[R-pkg-devel] Guidelines on use of snow-style clusters in R packages?

Sun May 24 16:21:47 CEST 2020

Some of the packages I use make it possible to run some of the
computations in parallel. For example, sNPLS::cv_snpls calls
makeCluster() itself, makes sure that the package is loaded by workers,
exports the necessary variables and stops the cluster after it is
finished. On the other hand, multiway::parafac accepts arbitrary
cluster objects supplied by user, but requires the user to manually
preload the package on the workers. Both packages export and document
the internal functions intended to run on the workers.

Are there any guidelines for use of snow-style clusters in R packages? I
remember reading somewhere that accepting arbitrary cluster objects from
the user instead of makeCluster(detectCores()) is generally considered
a good idea (for multiple reasons ranging from giving the user more
control of CPU load to making it possible to run the code on a number
of networked machines that the package code knows nothing about), but I
couldn't find a reference for that in Writing R Extensions or parallel
package documentation.

What about preloading the package on the workers? Are there any
downsides to the package code unconditionally running clusterEvalQ(cl,
library(myself)) to avoid disappointing errors like "10 nodes produced
errors; first error: could not find function"?
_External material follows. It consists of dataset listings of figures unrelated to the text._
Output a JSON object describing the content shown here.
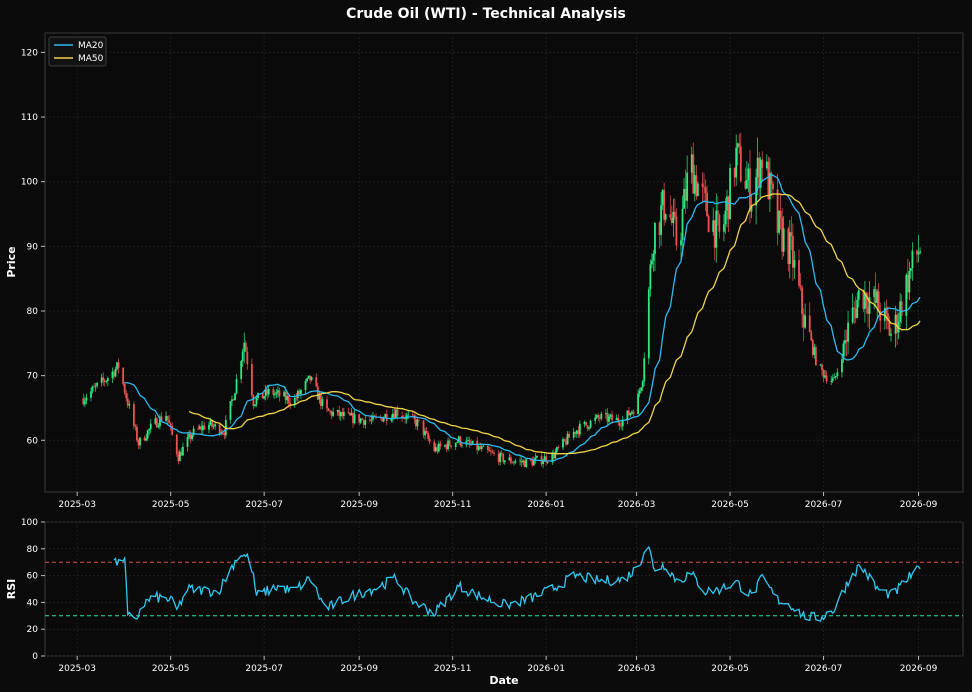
{
  "chart_data": [
    {
      "type": "candlestick",
      "title": "Crude Oil (WTI) - Technical Analysis",
      "xlabel": "",
      "ylabel": "Price",
      "xlim": [
        "2025-02-08",
        "2026-09-30"
      ],
      "ylim": [
        52,
        123
      ],
      "yticks": [
        60,
        70,
        80,
        90,
        100,
        110,
        120
      ],
      "xticks": [
        "2025-03",
        "2025-05",
        "2025-07",
        "2025-09",
        "2025-11",
        "2026-01",
        "2026-03",
        "2026-05",
        "2026-07",
        "2026-09"
      ],
      "grid": true,
      "legend_position": "top-left",
      "up_color": "#2ee882",
      "down_color": "#ef5350",
      "price_anchors": [
        [
          "2025-03-05",
          66.5
        ],
        [
          "2025-03-20",
          69.5
        ],
        [
          "2025-03-28",
          71.5
        ],
        [
          "2025-04-05",
          64.0
        ],
        [
          "2025-04-10",
          59.5
        ],
        [
          "2025-04-20",
          62.5
        ],
        [
          "2025-04-28",
          64.0
        ],
        [
          "2025-05-06",
          57.5
        ],
        [
          "2025-05-15",
          61.0
        ],
        [
          "2025-05-25",
          62.5
        ],
        [
          "2025-06-05",
          61.5
        ],
        [
          "2025-06-12",
          68.0
        ],
        [
          "2025-06-18",
          75.5
        ],
        [
          "2025-06-24",
          66.0
        ],
        [
          "2025-07-05",
          67.5
        ],
        [
          "2025-07-20",
          66.0
        ],
        [
          "2025-07-31",
          69.5
        ],
        [
          "2025-08-10",
          64.5
        ],
        [
          "2025-08-25",
          63.5
        ],
        [
          "2025-09-10",
          63.0
        ],
        [
          "2025-09-25",
          64.5
        ],
        [
          "2025-10-10",
          62.5
        ],
        [
          "2025-10-20",
          58.5
        ],
        [
          "2025-11-05",
          60.0
        ],
        [
          "2025-11-20",
          58.5
        ],
        [
          "2025-12-05",
          57.0
        ],
        [
          "2025-12-20",
          56.5
        ],
        [
          "2026-01-05",
          57.5
        ],
        [
          "2026-01-20",
          61.5
        ],
        [
          "2026-02-05",
          63.5
        ],
        [
          "2026-02-20",
          63.0
        ],
        [
          "2026-03-01",
          65.5
        ],
        [
          "2026-03-05",
          70.0
        ],
        [
          "2026-03-08",
          80.0
        ],
        [
          "2026-03-12",
          92.0
        ],
        [
          "2026-03-20",
          97.0
        ],
        [
          "2026-03-28",
          90.0
        ],
        [
          "2026-04-05",
          103.0
        ],
        [
          "2026-04-15",
          96.0
        ],
        [
          "2026-04-25",
          91.0
        ],
        [
          "2026-05-05",
          104.0
        ],
        [
          "2026-05-15",
          98.0
        ],
        [
          "2026-05-22",
          104.0
        ],
        [
          "2026-06-01",
          93.0
        ],
        [
          "2026-06-10",
          89.0
        ],
        [
          "2026-06-18",
          79.0
        ],
        [
          "2026-06-28",
          71.0
        ],
        [
          "2026-07-08",
          69.0
        ],
        [
          "2026-07-18",
          78.0
        ],
        [
          "2026-07-25",
          83.0
        ],
        [
          "2026-08-05",
          81.0
        ],
        [
          "2026-08-15",
          76.0
        ],
        [
          "2026-08-25",
          85.0
        ],
        [
          "2026-09-02",
          90.0
        ]
      ],
      "series": [
        {
          "name": "MA20",
          "color": "#2fb8f0"
        },
        {
          "name": "MA50",
          "color": "#f0d44a"
        }
      ]
    },
    {
      "type": "line",
      "title": "",
      "xlabel": "Date",
      "ylabel": "RSI",
      "ylim": [
        0,
        100
      ],
      "yticks": [
        0,
        20,
        40,
        60,
        80,
        100
      ],
      "xticks": [
        "2025-03",
        "2025-05",
        "2025-07",
        "2025-09",
        "2025-11",
        "2026-01",
        "2026-03",
        "2026-05",
        "2026-07",
        "2026-09"
      ],
      "grid": true,
      "reference_lines": [
        {
          "value": 70,
          "color": "#d9534f"
        },
        {
          "value": 30,
          "color": "#2ee8a0"
        }
      ],
      "series": [
        {
          "name": "RSI",
          "color": "#2fc8f0",
          "anchors": [
            [
              "2025-03-25",
              72
            ],
            [
              "2025-03-28",
              68
            ],
            [
              "2025-04-01",
              75
            ],
            [
              "2025-04-03",
              30
            ],
            [
              "2025-04-08",
              25
            ],
            [
              "2025-04-12",
              38
            ],
            [
              "2025-04-20",
              44
            ],
            [
              "2025-05-01",
              42
            ],
            [
              "2025-05-05",
              34
            ],
            [
              "2025-05-12",
              50
            ],
            [
              "2025-06-01",
              48
            ],
            [
              "2025-06-15",
              77
            ],
            [
              "2025-06-22",
              72
            ],
            [
              "2025-06-26",
              45
            ],
            [
              "2025-07-10",
              52
            ],
            [
              "2025-07-20",
              48
            ],
            [
              "2025-07-31",
              58
            ],
            [
              "2025-08-10",
              35
            ],
            [
              "2025-08-25",
              44
            ],
            [
              "2025-09-10",
              50
            ],
            [
              "2025-09-25",
              58
            ],
            [
              "2025-10-05",
              42
            ],
            [
              "2025-10-20",
              32
            ],
            [
              "2025-11-05",
              52
            ],
            [
              "2025-11-20",
              44
            ],
            [
              "2025-12-05",
              38
            ],
            [
              "2025-12-20",
              42
            ],
            [
              "2026-01-05",
              50
            ],
            [
              "2026-01-20",
              60
            ],
            [
              "2026-02-05",
              56
            ],
            [
              "2026-02-20",
              57
            ],
            [
              "2026-03-01",
              65
            ],
            [
              "2026-03-05",
              75
            ],
            [
              "2026-03-08",
              88
            ],
            [
              "2026-03-12",
              65
            ],
            [
              "2026-03-20",
              68
            ],
            [
              "2026-03-28",
              55
            ],
            [
              "2026-04-05",
              62
            ],
            [
              "2026-04-15",
              48
            ],
            [
              "2026-04-25",
              50
            ],
            [
              "2026-05-05",
              55
            ],
            [
              "2026-05-15",
              45
            ],
            [
              "2026-05-22",
              58
            ],
            [
              "2026-06-01",
              42
            ],
            [
              "2026-06-10",
              38
            ],
            [
              "2026-06-18",
              30
            ],
            [
              "2026-06-28",
              28
            ],
            [
              "2026-07-08",
              35
            ],
            [
              "2026-07-18",
              58
            ],
            [
              "2026-07-25",
              68
            ],
            [
              "2026-08-05",
              50
            ],
            [
              "2026-08-15",
              45
            ],
            [
              "2026-08-25",
              58
            ],
            [
              "2026-09-02",
              65
            ]
          ]
        }
      ]
    }
  ]
}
Speaking of private functions intended to run by the package itself on
the worker nodes, should they be exported? I have prepared a test
package doing little more than the following:

R/fun.R:
private <- function(x) paste(x, Sys.getpid())
public <- function(cl, x) parallel::parLapply(cl, x, private)

NAMESPACE:
export(public)

The package passes R CMD check --as-cran without warnings or errors,
which seems to suggest that exporting worker functions is not required.

-- 
Best regards,
Ivan